Object Management - Tableau doesn’t have objects in the way MicroStrategy does and doesn’t really have a concept of Dev and Production. You can download reports and dashboards yourself as files and back them up in a system, but that’s external to Tableau. There’s no versioning and pushing to production is all or nothing. Dev is practically your local desktop, so test well and make backups!
SDK / Hackability – The Web SDK is pretty bad and effectively useless. Aside from the strange requirement of needing to wrap your visualization in an html file (which means you can’t host it on your Tableau server with everything else), there just aren’t enough hooks exposed to do anything useful and the ones that are are slow and bulky. It’s also not hackable at run time because all of the dashboard components are rendered on canvas or as images (even text!) so there’s nothing you can really touch and manipulate. That said, we have discovered the equivalent of Tableau’s “jailbreak” which promises to usher in a new generation of never before seen hacks (teaser!)
And the Winner is …
I feel that right now, MicroStrategy and Tableau have near perfect synergy in an environment. They started out at opposite ends of the spectrum and have been moving towards each other with each release. Right now, their strengths and weaknesses align almost perfectly like a puzzle piece, so you just need to evaluate what is important to you and which tool aligns better. If you can afford both, then you’ve got the best of both worlds .. maybe. It’s hard enough to hire in this space, and practically impossible to find someone who is good at both. I’ve found it’s easier to hire a skilled MicroStrategy person and teach them Tableau than vice versa, but only because the learning curve for MicroStrategy is so steep and Tableau is so flat (at least at first!).

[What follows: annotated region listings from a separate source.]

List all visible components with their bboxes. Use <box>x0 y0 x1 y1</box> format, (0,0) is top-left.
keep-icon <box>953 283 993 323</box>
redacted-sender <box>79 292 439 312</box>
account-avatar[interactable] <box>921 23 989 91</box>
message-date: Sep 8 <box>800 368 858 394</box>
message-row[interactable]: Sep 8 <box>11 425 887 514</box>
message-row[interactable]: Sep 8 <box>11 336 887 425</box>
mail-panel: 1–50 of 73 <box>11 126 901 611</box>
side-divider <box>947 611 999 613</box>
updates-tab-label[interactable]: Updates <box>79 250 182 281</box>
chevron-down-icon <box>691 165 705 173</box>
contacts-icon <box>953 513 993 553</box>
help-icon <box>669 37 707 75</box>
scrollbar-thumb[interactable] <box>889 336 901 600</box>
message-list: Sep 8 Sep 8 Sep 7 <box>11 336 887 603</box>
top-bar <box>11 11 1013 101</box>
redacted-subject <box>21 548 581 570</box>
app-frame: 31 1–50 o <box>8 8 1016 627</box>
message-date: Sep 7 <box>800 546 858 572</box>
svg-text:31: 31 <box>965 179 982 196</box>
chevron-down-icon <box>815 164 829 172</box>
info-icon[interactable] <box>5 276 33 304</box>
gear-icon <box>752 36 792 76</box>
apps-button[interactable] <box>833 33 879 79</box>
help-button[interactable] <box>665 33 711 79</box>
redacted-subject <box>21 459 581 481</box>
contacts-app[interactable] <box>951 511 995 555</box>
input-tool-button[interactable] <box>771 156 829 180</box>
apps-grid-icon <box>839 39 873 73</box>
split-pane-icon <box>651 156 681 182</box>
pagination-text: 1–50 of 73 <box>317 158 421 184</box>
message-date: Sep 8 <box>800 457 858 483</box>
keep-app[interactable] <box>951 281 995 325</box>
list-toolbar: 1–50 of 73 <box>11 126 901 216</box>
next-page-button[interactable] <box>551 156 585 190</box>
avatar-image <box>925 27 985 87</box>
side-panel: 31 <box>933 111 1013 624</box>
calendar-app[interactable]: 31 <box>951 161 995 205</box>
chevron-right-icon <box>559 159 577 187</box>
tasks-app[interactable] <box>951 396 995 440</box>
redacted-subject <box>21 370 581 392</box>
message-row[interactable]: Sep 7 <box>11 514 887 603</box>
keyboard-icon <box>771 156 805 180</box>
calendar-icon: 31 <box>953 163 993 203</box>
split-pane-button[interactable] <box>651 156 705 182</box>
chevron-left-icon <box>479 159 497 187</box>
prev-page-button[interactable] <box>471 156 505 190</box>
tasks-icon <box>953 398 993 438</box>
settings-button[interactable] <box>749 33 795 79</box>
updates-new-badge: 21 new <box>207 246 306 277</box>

All of that said, my observation over the 2 years that I’ve used both is that Tableau is fixing their issues faster than MicroStrategy is fixing theirs. Visual Insights doesn’t excite me and it’s just the latest fragment in MicroStrategy’s once tightly unified platform. Tableau on the other hand improves greatly with each release. (For example, my biggest initial blocker was that they couldn’t do pixel perfect (free floating) dashboards, which they released in their last major version about a year ago). Performance does get better each release, and the two deadly features they need to fix seem very solvable (as opposed to a philosophy change that MicroStrategy needs to undergo).
So where am I? This may shock you, but I haven’t built anything in MicroStrategy in over a year. (So if I made any dated claims in the MicroStrategy section, please correct me in the comments, though I doubt anything has changed). The transition began when I was using both tools for various projects and I’d have to apologize for MicroStrategy while Tableau was making me look good. I began building in Tableau first until I was forced into MicroStrategy and as new versions came out and my skill improved, those reasons eventually all went away. Despite the list of strengths I listed for MicroStrategy, I don’t really align with them anymore. Development Speed, Interactivity and Performance are my most important things (Tableau blows MicroStrategy out of the water in those first two), and I feel more fulfilled spending my time coming up with Performance solutions than formatting in annoying menus.
Overall, pick the tool you’re comfortable with. There are a lot of tools out there for different purposes, different teams and different goals. I hope this article will help you identify the strengths and weaknesses of at least these two so you can see which features are more important to you.